Shaun Cromwell (www.shauncromwell.com) opened the show and was his usual brilliant, charming self.  I love seeing new people discover Shaun.  They understand how special his playing is right away.  I love “The Rise and Fall of it All.”  I’ve probably heard him do that song 20 times, and I find something new in it each time.  You can see a video of him doing it at the 2009 Tucson Folk Festival on his website – it’s the second one down under “videos” (the video is also linked to the song title above).  Shaun Cromwell is the real deal.

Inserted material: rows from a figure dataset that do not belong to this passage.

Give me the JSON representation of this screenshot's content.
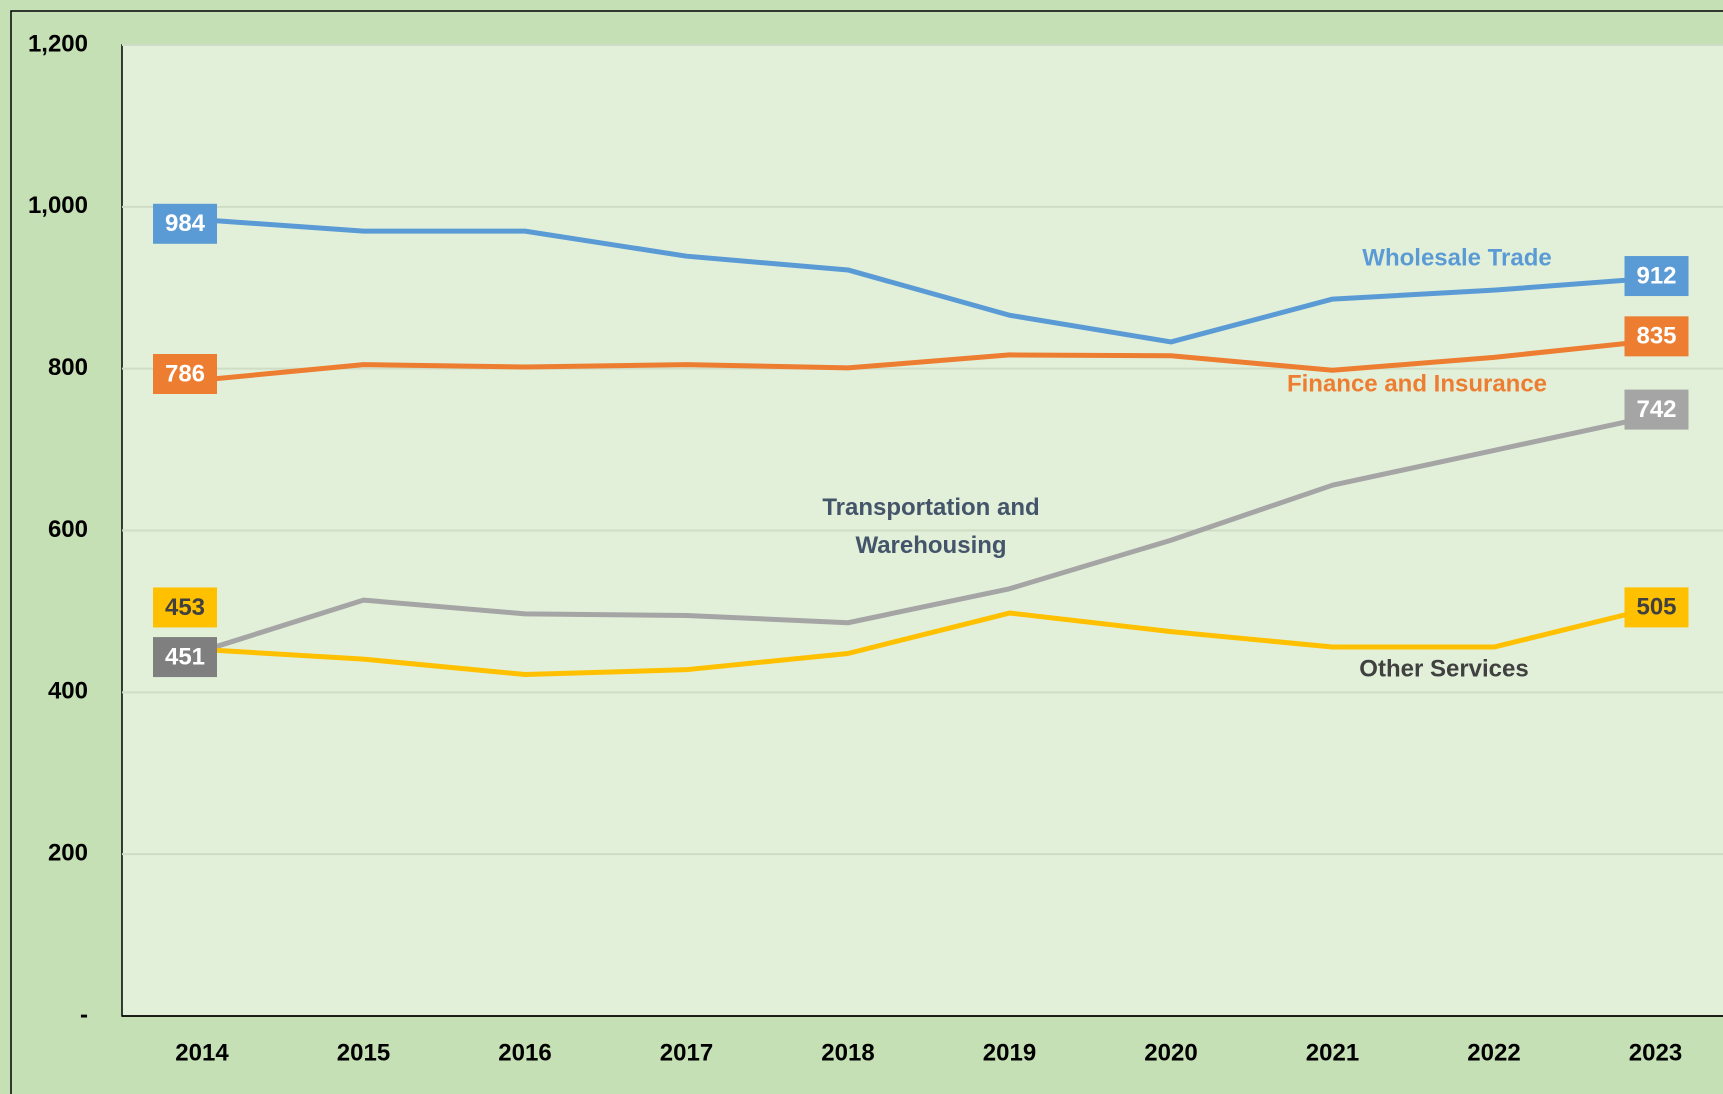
{
  "chart_data": {
    "type": "line",
    "categories": [
      "2014",
      "2015",
      "2016",
      "2017",
      "2018",
      "2019",
      "2020",
      "2021",
      "2022",
      "2023"
    ],
    "ylim": [
      0,
      1200
    ],
    "yticks": [
      {
        "value": 0,
        "label": "-"
      },
      200,
      400,
      600,
      800,
      {
        "value": 1000,
        "label": "1,000"
      },
      {
        "value": 1200,
        "label": "1,200"
      }
    ],
    "grid": true,
    "series": [
      {
        "name": "Wholesale Trade",
        "color": "#5b9bd5",
        "name_color": "#5b9bd5",
        "values": [
          984,
          970,
          970,
          939,
          922,
          866,
          833,
          886,
          897,
          912
        ]
      },
      {
        "name": "Finance and Insurance",
        "color": "#ed7d31",
        "name_color": "#ed7d31",
        "values": [
          786,
          805,
          802,
          805,
          801,
          817,
          816,
          798,
          814,
          835
        ]
      },
      {
        "name": "Transportation and Warehousing",
        "color": "#a5a5a5",
        "name_color": "#44546a",
        "values": [
          451,
          514,
          497,
          495,
          486,
          528,
          588,
          656,
          699,
          742
        ]
      },
      {
        "name": "Other Services",
        "color": "#ffc000",
        "name_color": "#404040",
        "values": [
          453,
          441,
          422,
          428,
          448,
          498,
          475,
          456,
          456,
          505
        ]
      }
    ]
  }
}
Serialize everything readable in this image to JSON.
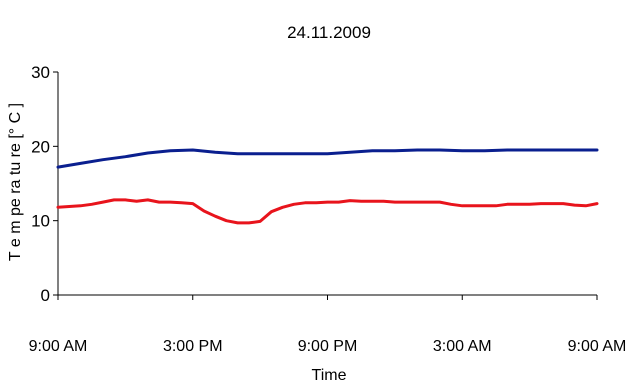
{
  "chart_data": {
    "type": "line",
    "title": "24.11.2009",
    "xlabel": "Time",
    "ylabel": "T e m pe ra tu re [° C ]",
    "ylim": [
      0,
      30
    ],
    "yticks": [
      0,
      10,
      20,
      30
    ],
    "xlim": [
      0,
      24
    ],
    "xtick_values": [
      0,
      6,
      12,
      18,
      24
    ],
    "xtick_labels": [
      "9:00 AM",
      "3:00 PM",
      "9:00 PM",
      "3:00 AM",
      "9:00 AM"
    ],
    "grid": false,
    "legend": "none",
    "series": [
      {
        "color": "#0a1f8f",
        "x": [
          0,
          1,
          2,
          3,
          4,
          5,
          6,
          7,
          8,
          9,
          10,
          11,
          12,
          13,
          14,
          15,
          16,
          17,
          18,
          19,
          20,
          21,
          22,
          23,
          24
        ],
        "values": [
          17.2,
          17.7,
          18.2,
          18.6,
          19.1,
          19.4,
          19.5,
          19.2,
          19.0,
          19.0,
          19.0,
          19.0,
          19.0,
          19.2,
          19.4,
          19.4,
          19.5,
          19.5,
          19.4,
          19.4,
          19.5,
          19.5,
          19.5,
          19.5,
          19.5
        ]
      },
      {
        "color": "#e8141c",
        "x": [
          0,
          0.5,
          1,
          1.5,
          2,
          2.5,
          3,
          3.5,
          4,
          4.5,
          5,
          5.5,
          6,
          6.5,
          7,
          7.5,
          8,
          8.5,
          9,
          9.5,
          10,
          10.5,
          11,
          11.5,
          12,
          12.5,
          13,
          13.5,
          14,
          14.5,
          15,
          15.5,
          16,
          16.5,
          17,
          17.5,
          18,
          18.5,
          19,
          19.5,
          20,
          20.5,
          21,
          21.5,
          22,
          22.5,
          23,
          23.5,
          24
        ],
        "values": [
          11.8,
          11.9,
          12.0,
          12.2,
          12.5,
          12.8,
          12.8,
          12.6,
          12.8,
          12.5,
          12.5,
          12.4,
          12.3,
          11.3,
          10.6,
          10.0,
          9.7,
          9.7,
          9.9,
          11.2,
          11.8,
          12.2,
          12.4,
          12.4,
          12.5,
          12.5,
          12.7,
          12.6,
          12.6,
          12.6,
          12.5,
          12.5,
          12.5,
          12.5,
          12.5,
          12.2,
          12.0,
          12.0,
          12.0,
          12.0,
          12.2,
          12.2,
          12.2,
          12.3,
          12.3,
          12.3,
          12.1,
          12.0,
          12.3
        ]
      }
    ]
  }
}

After a short break, we got up.  It was me, Gene and Lorie, Doug Knoll on drums, John O’Kennedy on mandolin and dobro, and John Cartwright on bass.  We did songs from “ A Place in the Sun,” and songs from the new CDs we’re working on.  Gary Mandel requested “Waffle Boy,” which I don’t always do anymore, and there was a man in the second row, crying.  I love that!  Actually, “Table Nine,” “All Coming Back to Me Now” (my carpool song), “Laraine,” “Diane” and “I Just See you,” all seemed to elicit tears from various audience members.  I needed to break them up with lighter songs like “I Can Be Bad,” and “My Kisses.” Speaking of happy songs, we did a very new one called “Nothing Better than You,” which was pretty ragged but fun.  I haven’t enjoyed doing a show on that level in a long time.  Thank you, Gary Mandel for understanding how to set up a great situation for performers.  Oh, and it helps to have a crowd that likes your work, comes to listen and is warm and appreciative.  Thank you to them.